During the legislative hearing, Neal asked if Jara was saying the status of what’s happening at Peterson Academic Center was going to remain the way it is.
“Senator Neal, I am just as concerned as you are,” Jara said. He pointed to the reorganization law, saying he doesn’t have the ability to place teachers at the campus.
Jara told legislators he’s extremely concerned that one of the district’s smaller elementary schools, which he didn’t name, has eight licensed educators and the rest are substitutes.
But the superintendent didn’t specifically address staffing levels at Peterson.
As of Thursday, the school district’s hiring website advertises five licensed positions at Peterson Academic Center — three teachers, a counselor and a social worker — for next school year.
In response to a Review-Journal question about how it’s addressing the staffing shortage at the school, the district said it “continues to recruit in a variety of ways including reaching out to students in college across the country and attending job fairs in other areas.”
The district also pointed to its move to raise starting teacher pay to $50,115 this school year, a relocation bonus for new teachers and efforts to grow its own teacher pipelines.
But Neal, who was on a reorganization committee for two years, said that while AB 469 took power away from central administration to do certain things, “this is a safety concern.”
She told Jara that if he’s trying to tell her the law stripped the school district’s power to manage safety, “I would disagree and I would argue.”
‘Fight, fight, fight’
Adrian, Mims’ grandson, arrived at Peterson Academic Center on Jan. 26, with his last day slated for April 14.

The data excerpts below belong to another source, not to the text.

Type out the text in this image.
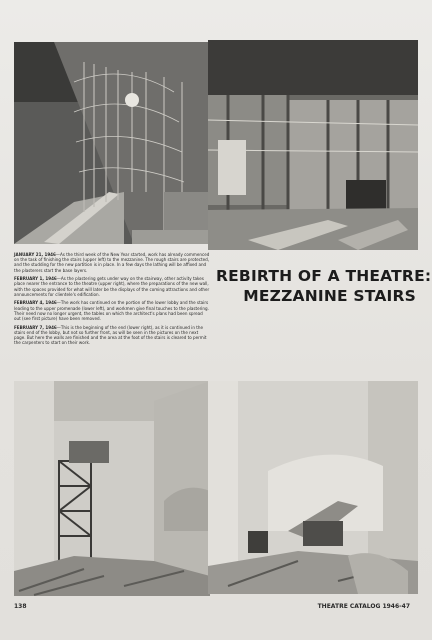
JANUARY 21, 1946—As the third week of the New Year started, work has already commenced on the task of finishing the stairs (upper left) to the mezzanine. The rough stairs are protected, and the studding for the new partition is in place. In a few days the lathing will be affixed and the plasterers start the base layers.

FEBRUARY 1, 1946—As the plastering gets under way on the stairway, other activity takes place nearer the entrance to the theatre (upper right), where the preparations of the new wall, with the spaces provided for what will later be the displays of the coming attractions and other announcements for clientele's edification.

FEBRUARY 4, 1946—The work has continued on the portion of the lower lobby and the stairs leading to the upper promenade (lower left), and workmen give final touches to the plastering. Their need now no longer urgent, the tables on which the architect's plans had been spread out (see first picture) have been removed.

FEBRUARY 7, 1946—This is the beginning of the end (lower right), as it is continued in the stairs end of the lobby, but not so further front, as will be seen in the pictures on the next page. But here the walls are finished and the area at the foot of the stairs is cleared to permit the carpenters to start on their work.

REBIRTH OF A THEATRE:
MEZZANINE STAIRS
138	THEATRE CATALOG 1946-47
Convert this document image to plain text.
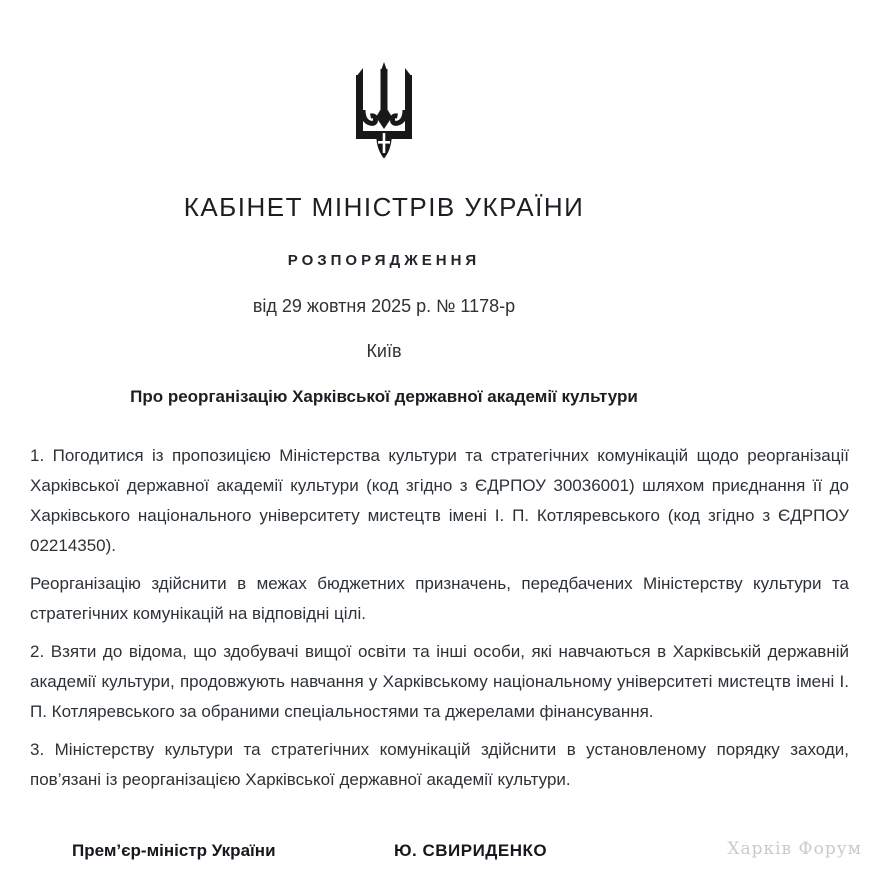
КАБІНЕТ МІНІСТРІВ УКРАЇНИ
РОЗПОРЯДЖЕННЯ
від 29 жовтня 2025 р. № 1178-р
Київ
Про реорганізацію Харківської державної академії культури

1. Погодитися із пропозицією Міністерства культури та стратегічних комунікацій щодо реорганізації Харківської державної академії культури (код згідно з ЄДРПОУ 30036001) шляхом приєднання її до Харківського національного університету мистецтв імені І. П. Котляревського (код згідно з ЄДРПОУ 02214350).

Реорганізацію здійснити в межах бюджетних призначень, передбачених Міністерству культури та стратегічних комунікацій на відповідні цілі.

2. Взяти до відома, що здобувачі вищої освіти та інші особи, які навчаються в Харківській державній академії культури, продовжують навчання у Харківському національному університеті мистецтв імені І. П. Котляревського за обраними спеціальностями та джерелами фінансування.

3. Міністерству культури та стратегічних комунікацій здійснити в установленому порядку заходи, пов’язані із реорганізацією Харківської державної академії культури.

Прем’єр-міністр України	Ю. СВИРИДЕНКО	Харків Форум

During his time at Cadwallader Middle School, he made a comment to a teacher about knowing which car she drives, which the teacher interpreted as a threat, according to Mims. He was subsequently suspended and referred to Peterson.
The school has approximately 127 students — well below the program’s capacity of 334 students — but numbers fluctuate throughout the school year.
In 2016, the Clark County School Board voted to close three of the district’s behavioral schools, citing low enrollment.
Adrian said in early March that older students at Peterson start the fights — “they’re all older than me” — but that he hadn’t been fighting in the past two weeks.
Mims said her grandson doesn’t mingle with that crowd of children, noting they’re too rough and rowdy.
Later that month, Mims said she found her grandson on the ground at the school bus stop and she took him to an urgent care center.
His lip had been busted in a fight, he was vomiting and kept trying to go to sleep, but didn’t suffer a concussion, she said.
At school, fights happen mostly during a seventh-period physical education class, Mims said. She also said she once witnessed four girls slap-boxing on campus, and an employee had to try to intervene.
“That’s all those kids do there is fight, fight, fight,” she said.